Aktien, Anleihen, Fonds: Die Anlagetipps der Woche

Aktien, Anleihen, Fonds: Die Anlagetipps der Woche

von Anton Riedl, Frank Doll und Sebastian Kirsch

Die Dividende von Hochtief wurde bereits stark erhöht, doch der spanische Konzern ACS soll den Kurs jetzt noch weiter treiben. Aktien, Anleihen und Fonds für die private Geldanlage.

Aktientipp: Hochtief - Mehr Kursgewinn mit Großaktionär ACS

Hochtief meint es gut mit seinen Aktionären: Weil im abgelaufenen Geschäftsjahr der Nettogewinn um 46 Prozent auf 252 Millionen Euro gestiegen ist und für den Verkauf einer asiatischen Tochtergesellschaft ein dreistelliger Millionenerlös hereinkam, wird die Dividende um ein Viertel auf 1,90 Euro je Anteil erhöht. Das wären beim aktuellen Kurs schon 2,7 Prozent. Doch dabei dürfte es nicht bleiben. Der spanische Bau- und Infrastrukturkonzern ACS sollte den Kurs treiben.

Seit die Spanier im März 2007 bei Hochtief mit 25,01 Prozent eingestiegen sind, haben sie ihren Anteil schrittweise aufgestockt. Im Juni 2011 kamen sie über die 50-Prozent-Marke, derzeit halten sie offiziell 61 Prozent. Auf bis zu 66 Prozent dürften die Spanier kommen, wenn Hochtief über ein Aktienrückkaufprogramm bis Ende des Jahres maximal 6,9 Millionen Stücke (zehn Prozent vom Grundkapital) kauft und diese Aktien dann eingezogen werden. Dieser Rückkauf läuft derzeit über den Xetra-Handel in Frankfurt.

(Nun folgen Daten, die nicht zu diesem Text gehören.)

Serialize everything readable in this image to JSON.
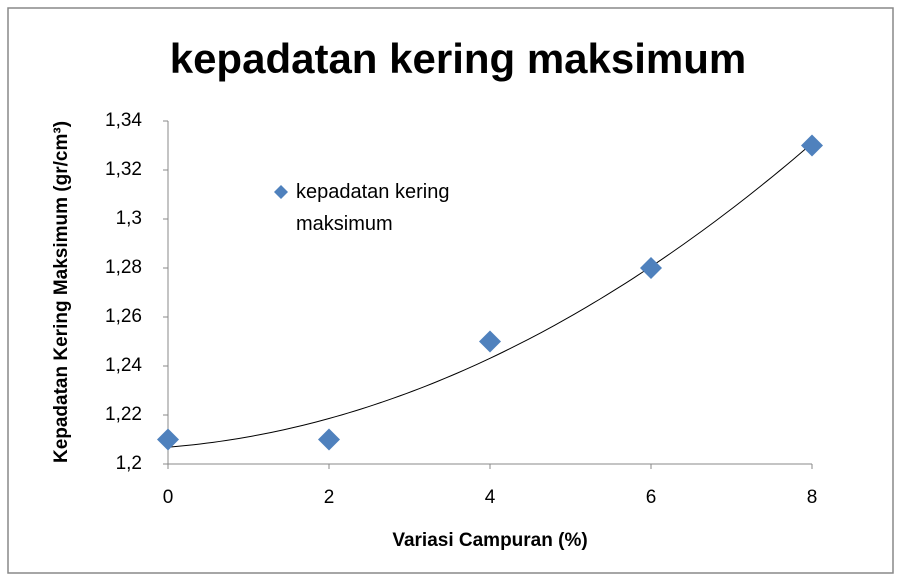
{
  "chart_data": {
    "type": "scatter",
    "title": "kepadatan kering maksimum",
    "x_label": "Variasi Campuran (%)",
    "y_label": "Kepadatan Kering Maksimum (gr/cm³)",
    "series": [
      {
        "name": "kepadatan kering maksimum",
        "color": "#4f81bd",
        "x": [
          0,
          2,
          4,
          6,
          8
        ],
        "values": [
          1.21,
          1.21,
          1.25,
          1.28,
          1.33
        ]
      }
    ],
    "trendline": "polynomial",
    "trendline_order": 2,
    "trendline_color": "#000000",
    "xlim": [
      0,
      8
    ],
    "xticks": [
      0,
      2,
      4,
      6,
      8
    ],
    "ylim": [
      1.2,
      1.34
    ],
    "yticks": [
      {
        "value": 1.2,
        "label": "1,2"
      },
      {
        "value": 1.22,
        "label": "1,22"
      },
      {
        "value": 1.24,
        "label": "1,24"
      },
      {
        "value": 1.26,
        "label": "1,26"
      },
      {
        "value": 1.28,
        "label": "1,28"
      },
      {
        "value": 1.3,
        "label": "1,3"
      },
      {
        "value": 1.32,
        "label": "1,32"
      },
      {
        "value": 1.34,
        "label": "1,34"
      }
    ],
    "grid": false,
    "legend": "upper left"
  }
}
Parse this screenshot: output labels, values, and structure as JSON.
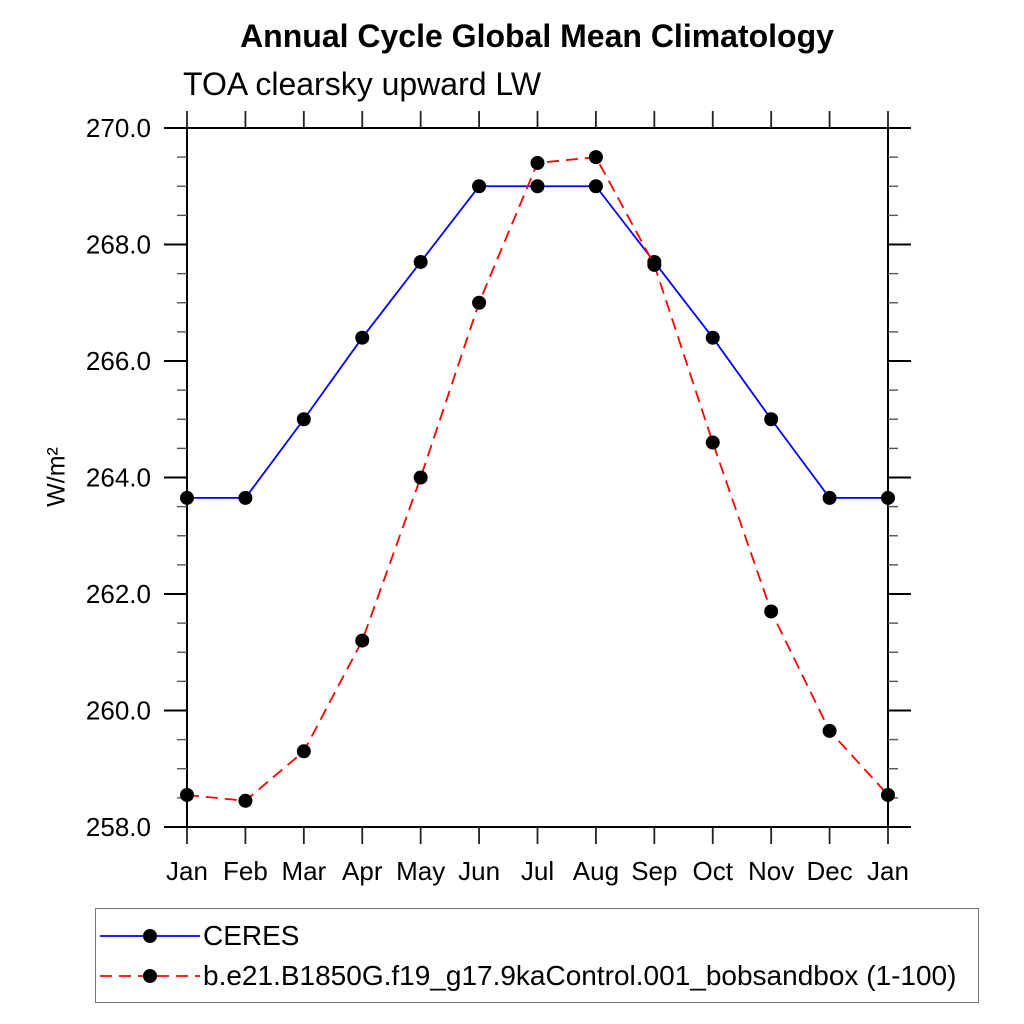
{
  "title": "Annual Cycle Global Mean Climatology",
  "subtitle": "TOA clearsky upward LW",
  "chart_data": {
    "type": "line",
    "x_categories": [
      "Jan",
      "Feb",
      "Mar",
      "Apr",
      "May",
      "Jun",
      "Jul",
      "Aug",
      "Sep",
      "Oct",
      "Nov",
      "Dec",
      "Jan"
    ],
    "ylabel": "W/m²",
    "ylim": [
      258.0,
      270.0
    ],
    "y_major_ticks": [
      {
        "value": 258.0,
        "label": "258.0"
      },
      {
        "value": 260.0,
        "label": "260.0"
      },
      {
        "value": 262.0,
        "label": "262.0"
      },
      {
        "value": 264.0,
        "label": "264.0"
      },
      {
        "value": 266.0,
        "label": "266.0"
      },
      {
        "value": 268.0,
        "label": "268.0"
      },
      {
        "value": 270.0,
        "label": "270.0"
      }
    ],
    "y_minor_tick_step": 0.5,
    "grid": "off",
    "legend_position": "bottom-left-box",
    "marker": {
      "shape": "filled-circle",
      "color": "#000000"
    },
    "series": [
      {
        "name": "CERES",
        "color": "#0000ff",
        "line_style": "solid",
        "values": [
          263.65,
          263.65,
          265.0,
          266.4,
          267.7,
          269.0,
          269.0,
          269.0,
          267.7,
          266.4,
          265.0,
          263.65,
          263.65
        ]
      },
      {
        "name": "b.e21.B1850G.f19_g17.9kaControl.001_bobsandbox (1-100)",
        "color": "#ff0000",
        "line_style": "dashed",
        "values": [
          258.55,
          258.45,
          259.3,
          261.2,
          264.0,
          267.0,
          269.4,
          269.5,
          267.65,
          264.6,
          261.7,
          259.65,
          258.55
        ]
      }
    ]
  },
  "colors": {
    "background": "#ffffff",
    "axis": "#000000",
    "ceres_line": "#0000ff",
    "model_line": "#ff0000",
    "marker": "#000000"
  }
}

Ab der Schwelle von 90 Prozent könnte ACS schließlich noch die letzten freien Aktionäre mit einer Barabfindung herausdrücken. Vorher müsste natürlich noch der zweite Großaktionär, der Wüstenstaat Qatar, sein Hochtief-Paket (11,1 Prozent) an ACS abtreten. Dass der Qatar-Anteil an der Börse derzeit mit 540 Millionen Euro ein gutes Stück mehr wert ist als die 400 Millionen, die Qatar im Dezember 2010 beim Einstieg in die Hand genommen hatte, würde den Abschied versüßen.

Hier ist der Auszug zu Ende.